The desert was still flat and white, and they passed burst craters and abandoned vehicles along the road. He expected the air to be different somehow, now that they’d crossed the border, but the air contained the same yeasty stink. Nyx sat near the window, a scarf pulled up over her face to keep away the dust and to obscure her appearance. She had cut her hair with Damira’s machete when they changed clothes. It was a bit of a botched job, a ragged mop of thick, dark hair that did nothing to soften her face. She looked like a wild desert orphan, someone who’d grown up on an abandoned farm near the front after her family was slaughtered.

He sat in the middle, trying to give Damira some space. It meant sitting closer to Nyx, but after spending the morning inside a body bag, the idea of pressing himself against someone alive didn’t seem so indecent.

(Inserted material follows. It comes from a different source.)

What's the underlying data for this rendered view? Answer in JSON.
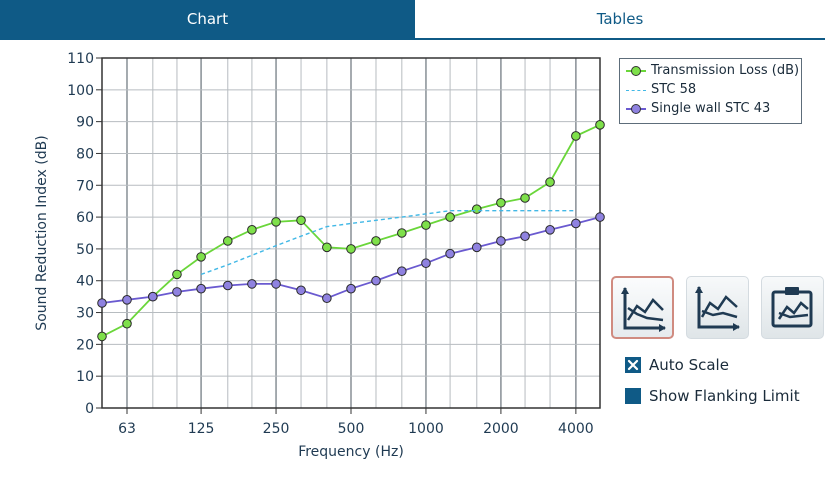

Too long in Nasheen, he thought, and watched the flat desert rolling out before him. How long until it looked different? Until it wasn’t just some long stretch of Nasheenian desert but the land of his birth? His father’s land, the land they bled and died and prayed for?

Rhys glanced over at Damira again, then at the prayer wheel. He had opened his mouth to form the question in Nasheenian when he realized he could speak Chenjan freely. The words came out a little stilted. “Can I ask what you pray for?” he asked.

She kept her eyes on the road. “I pray for an end to the war.”

He could barely hear her over the sound of the tires on the gritty road and the chitter of the bugs.